Financially, the organization may be operating at a surplus and that will be indicated in certain financial benchmarks. However, this benchmark may be an indication of a bigger problem and a risk to the organization. As with all benchmarks created for a dashboard, their purpose should be to ensure management and the board of directors understand how the organization got to where it is at that time and to decide whether or not action is warranted or whether or not deviations from the benchmark need to be corrected.

The process for developing the dashboard must be a partnership between management and the board of directors, the underlying principle being that you need to develop how much content is to be presented, how often and to what depth. Often times, too much information may be counter-productive and make it difficult to analyze what’s really important. External reporting requirements, funding source criteria and time-sensitive data should all be factored into the dashboard.

An organization needs to establish this process upfront when establishing a dashboard; otherwise there is no process in place to ensure it is updated and utilized. The effort may be time-intensive to develop but then many of the items can be automatically pulled from your accounting system and the formulas will do the calculations. The IT department may have to be brought in to help develop and maintain these reports for finance.
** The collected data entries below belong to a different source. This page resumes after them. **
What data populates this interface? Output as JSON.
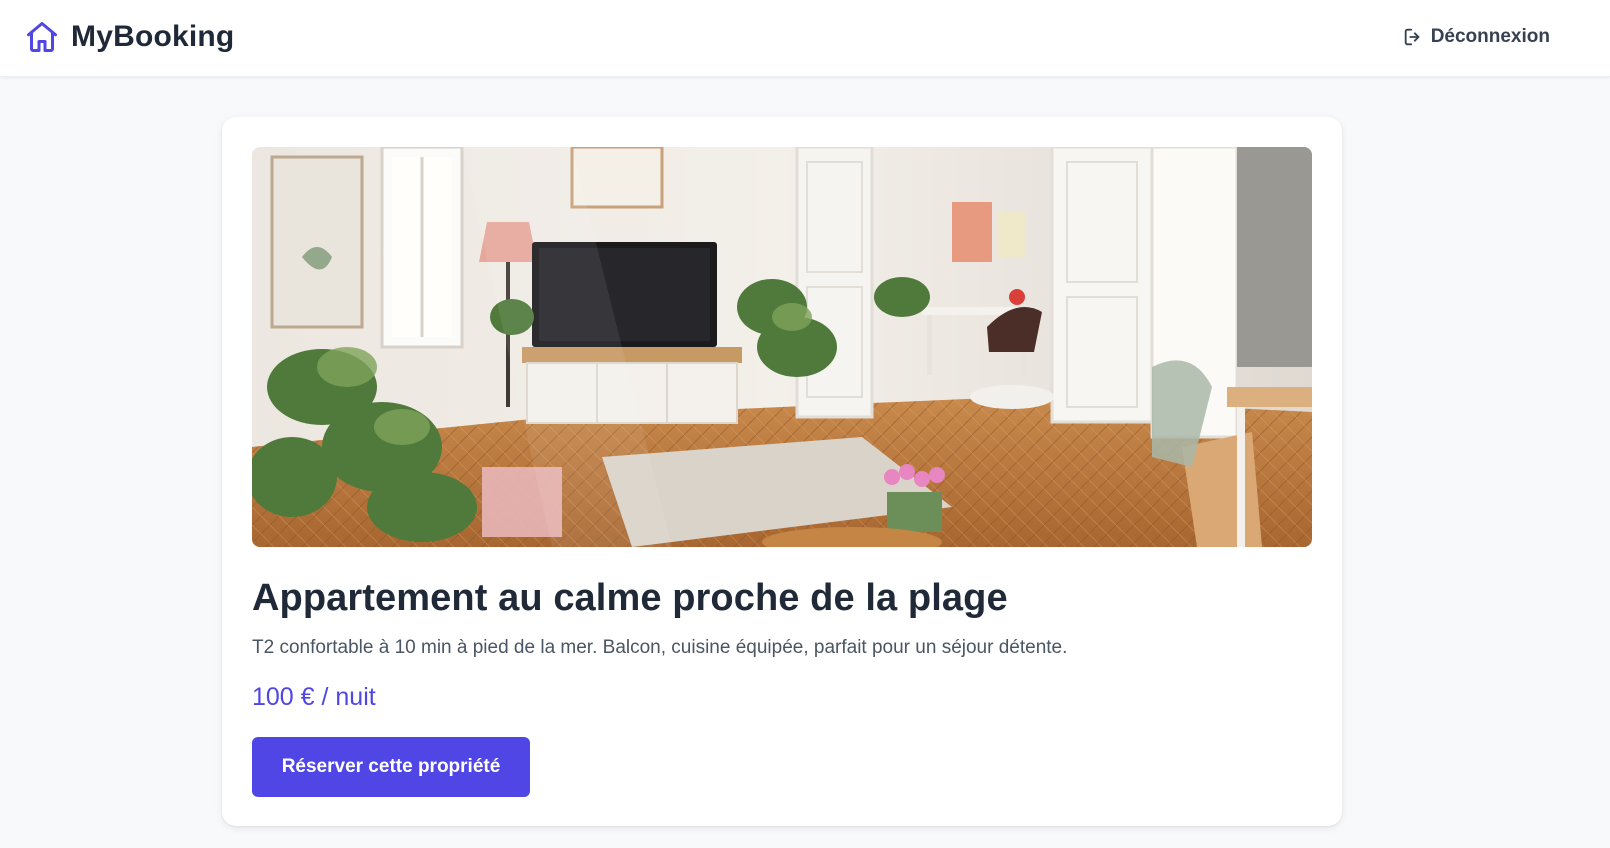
{
  "header": {
    "brand_name": "MyBooking",
    "brand_icon": "home-icon",
    "logout_label": "Déconnexion",
    "logout_icon": "logout-icon"
  },
  "property": {
    "image_alt": "Salon lumineux avec plantes, télévision, parquet en chevrons et bureau",
    "title": "Appartement au calme proche de la plage",
    "description": "T2 confortable à 10 min à pied de la mer. Balcon, cuisine équipée, parfait pour un séjour détente.",
    "price": "100 € / nuit",
    "reserve_label": "Réserver cette propriété"
  },
  "colors": {
    "accent": "#4f46e5",
    "text": "#1f2937",
    "muted": "#4b5563",
    "background": "#f8f9fb"
  }
}
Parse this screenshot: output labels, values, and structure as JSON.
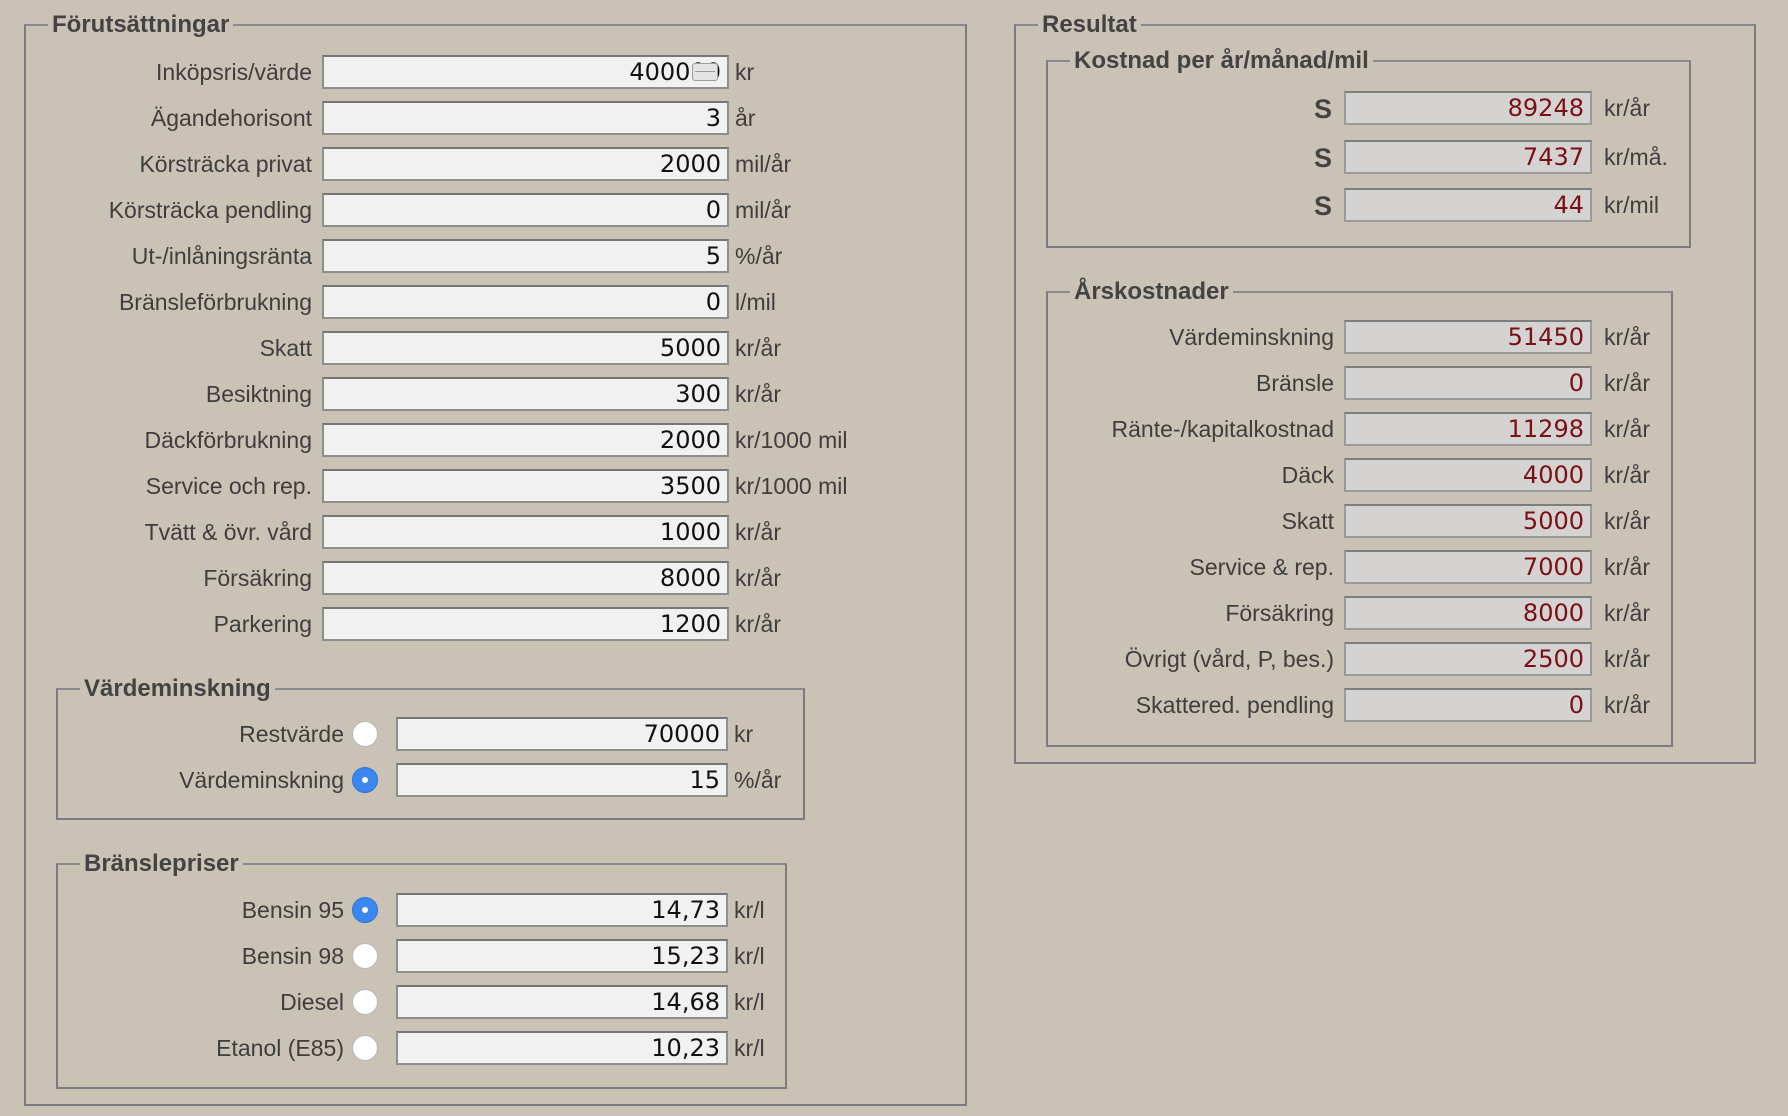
{
  "forutsattningar": {
    "title": "Förutsättningar",
    "rows": [
      {
        "label": "Inköpsris/värde",
        "value": "400000",
        "unit": "kr"
      },
      {
        "label": "Ägandehorisont",
        "value": "3",
        "unit": "år"
      },
      {
        "label": "Körsträcka privat",
        "value": "2000",
        "unit": "mil/år"
      },
      {
        "label": "Körsträcka pendling",
        "value": "0",
        "unit": "mil/år"
      },
      {
        "label": "Ut-/inlåningsränta",
        "value": "5",
        "unit": "%/år"
      },
      {
        "label": "Bränsleförbrukning",
        "value": "0",
        "unit": "l/mil"
      },
      {
        "label": "Skatt",
        "value": "5000",
        "unit": "kr/år"
      },
      {
        "label": "Besiktning",
        "value": "300",
        "unit": "kr/år"
      },
      {
        "label": "Däckförbrukning",
        "value": "2000",
        "unit": "kr/1000 mil"
      },
      {
        "label": "Service och rep.",
        "value": "3500",
        "unit": "kr/1000 mil"
      },
      {
        "label": "Tvätt & övr. vård",
        "value": "1000",
        "unit": "kr/år"
      },
      {
        "label": "Försäkring",
        "value": "8000",
        "unit": "kr/år"
      },
      {
        "label": "Parkering",
        "value": "1200",
        "unit": "kr/år"
      }
    ]
  },
  "vardeminskning": {
    "title": "Värdeminskning",
    "rows": [
      {
        "label": "Restvärde",
        "value": "70000",
        "unit": "kr",
        "selected": false
      },
      {
        "label": "Värdeminskning",
        "value": "15",
        "unit": "%/år",
        "selected": true
      }
    ]
  },
  "branslepriser": {
    "title": "Bränslepriser",
    "rows": [
      {
        "label": "Bensin 95",
        "value": "14,73",
        "unit": "kr/l",
        "selected": true
      },
      {
        "label": "Bensin 98",
        "value": "15,23",
        "unit": "kr/l",
        "selected": false
      },
      {
        "label": "Diesel",
        "value": "14,68",
        "unit": "kr/l",
        "selected": false
      },
      {
        "label": "Etanol (E85)",
        "value": "10,23",
        "unit": "kr/l",
        "selected": false
      }
    ]
  },
  "resultat": {
    "title": "Resultat",
    "kostnad": {
      "title": "Kostnad per år/månad/mil",
      "rows": [
        {
          "icon": "S",
          "value": "89248",
          "unit": "kr/år"
        },
        {
          "icon": "S",
          "value": "7437",
          "unit": "kr/må."
        },
        {
          "icon": "S",
          "value": "44",
          "unit": "kr/mil"
        }
      ]
    },
    "arskostnader": {
      "title": "Årskostnader",
      "rows": [
        {
          "label": "Värdeminskning",
          "value": "51450",
          "unit": "kr/år"
        },
        {
          "label": "Bränsle",
          "value": "0",
          "unit": "kr/år"
        },
        {
          "label": "Ränte-/kapitalkostnad",
          "value": "11298",
          "unit": "kr/år"
        },
        {
          "label": "Däck",
          "value": "4000",
          "unit": "kr/år"
        },
        {
          "label": "Skatt",
          "value": "5000",
          "unit": "kr/år"
        },
        {
          "label": "Service & rep.",
          "value": "7000",
          "unit": "kr/år"
        },
        {
          "label": "Försäkring",
          "value": "8000",
          "unit": "kr/år"
        },
        {
          "label": "Övrigt (vård, P, bes.)",
          "value": "2500",
          "unit": "kr/år"
        },
        {
          "label": "Skattered. pendling",
          "value": "0",
          "unit": "kr/år"
        }
      ]
    }
  },
  "colors": {
    "background": "#cbc2b6",
    "output_text": "#7a0f14",
    "radio_selected": "#3b87f0"
  }
}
However, a responsible team member should be assigned to review the output and make sure any updates in the accounting system are rolled into the dashboard.

A dashboard serves many purposes to those that read it. Most importantly it drills down beyond the data that has historically been reviewed each period by management and the board of directors to look for trends, both positive and negative, and make sure that all stakeholders have full awareness of the direction of the organization.